Version: 1.14.1 (latest)

Glossary

Source

A location that holds data with a certain structure, organized into one or more resources.

If endpoints in an API are the resources, then the API is the source.
If tabs in a spreadsheet are the resources, then the spreadsheet is the source.
If tables in a database are the resources, then the database is the source.

Within this documentation, source also refers to the software component (i.e., a Python function) that extracts data from the source location using one or more resource components.

Resource

A logical grouping of data within a data source, typically holding data of similar structure and origin.

If the source is an API, then a resource is an endpoint in that API.
If the source is a spreadsheet, then a resource is a tab in that spreadsheet.
If the source is a database, then a resource is a table in that database.

Within this documentation, resource also refers to the software component (i.e., a Python function) that extracts the data from the source location.

Destination

The data store where data from the source is loaded (e.g., Google BigQuery).

Pipeline

Moves the data from the source to the destination, according to instructions provided in the schema (i.e., extracting, normalizing, and loading the data).

A Python module distributed with dlt init that allows creating pipelines that extract data from a particular Source.
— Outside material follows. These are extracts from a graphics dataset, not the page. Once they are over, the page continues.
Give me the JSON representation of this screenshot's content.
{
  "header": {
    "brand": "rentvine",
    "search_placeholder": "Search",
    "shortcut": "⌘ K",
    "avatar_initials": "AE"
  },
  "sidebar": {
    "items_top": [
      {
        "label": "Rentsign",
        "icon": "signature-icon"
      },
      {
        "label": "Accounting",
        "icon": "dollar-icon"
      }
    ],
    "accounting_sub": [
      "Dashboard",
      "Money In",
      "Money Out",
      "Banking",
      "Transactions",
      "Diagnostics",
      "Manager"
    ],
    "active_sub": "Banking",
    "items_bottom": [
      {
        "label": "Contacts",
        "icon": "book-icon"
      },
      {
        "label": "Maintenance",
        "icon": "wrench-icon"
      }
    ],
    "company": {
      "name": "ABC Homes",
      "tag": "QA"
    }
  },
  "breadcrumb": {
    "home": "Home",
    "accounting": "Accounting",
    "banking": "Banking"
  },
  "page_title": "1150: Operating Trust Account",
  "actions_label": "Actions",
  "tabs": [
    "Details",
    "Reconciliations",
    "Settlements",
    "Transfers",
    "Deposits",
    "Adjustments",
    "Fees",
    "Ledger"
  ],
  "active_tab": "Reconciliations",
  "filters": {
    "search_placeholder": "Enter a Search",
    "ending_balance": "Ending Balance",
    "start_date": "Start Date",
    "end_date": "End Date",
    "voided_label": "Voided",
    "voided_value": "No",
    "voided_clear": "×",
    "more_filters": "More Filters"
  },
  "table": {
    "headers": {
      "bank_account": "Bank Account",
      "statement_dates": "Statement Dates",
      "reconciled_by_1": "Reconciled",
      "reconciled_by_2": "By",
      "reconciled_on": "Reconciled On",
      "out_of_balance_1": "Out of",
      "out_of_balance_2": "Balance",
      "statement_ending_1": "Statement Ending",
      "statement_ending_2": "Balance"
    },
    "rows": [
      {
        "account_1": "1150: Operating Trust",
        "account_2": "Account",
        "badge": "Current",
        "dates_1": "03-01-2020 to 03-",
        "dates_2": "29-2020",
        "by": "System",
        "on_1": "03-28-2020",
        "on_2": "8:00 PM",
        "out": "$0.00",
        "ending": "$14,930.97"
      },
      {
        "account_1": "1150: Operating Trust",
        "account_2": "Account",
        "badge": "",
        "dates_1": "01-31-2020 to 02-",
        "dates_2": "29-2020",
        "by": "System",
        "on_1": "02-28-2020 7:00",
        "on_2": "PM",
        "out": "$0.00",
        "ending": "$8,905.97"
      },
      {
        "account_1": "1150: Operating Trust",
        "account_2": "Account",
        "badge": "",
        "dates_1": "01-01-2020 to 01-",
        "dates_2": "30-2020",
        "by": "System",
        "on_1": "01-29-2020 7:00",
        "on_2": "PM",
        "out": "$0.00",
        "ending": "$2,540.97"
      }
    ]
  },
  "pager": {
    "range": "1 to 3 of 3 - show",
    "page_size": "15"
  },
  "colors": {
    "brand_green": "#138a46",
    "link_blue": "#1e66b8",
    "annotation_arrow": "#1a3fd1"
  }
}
Such a module is intended to be published in order for others to use it to build pipelines.

A source must be published to become "verified," which means that it has tests, test data, demonstration scripts, documentation, and the dataset produced was reviewed by a data engineer.

Schema

Describes the structure of normalized data (e.g., unpacked tables, column types, etc.) and provides instructions on how the data should be processed and loaded (i.e., it tells dlt about the content of the data and how to load it into the destination).

Config

A set of values that are passed to the pipeline at runtime (e.g., to change its behavior locally vs. in production).

Credentials

A subset of configuration whose elements are kept secret and never shared in plain text.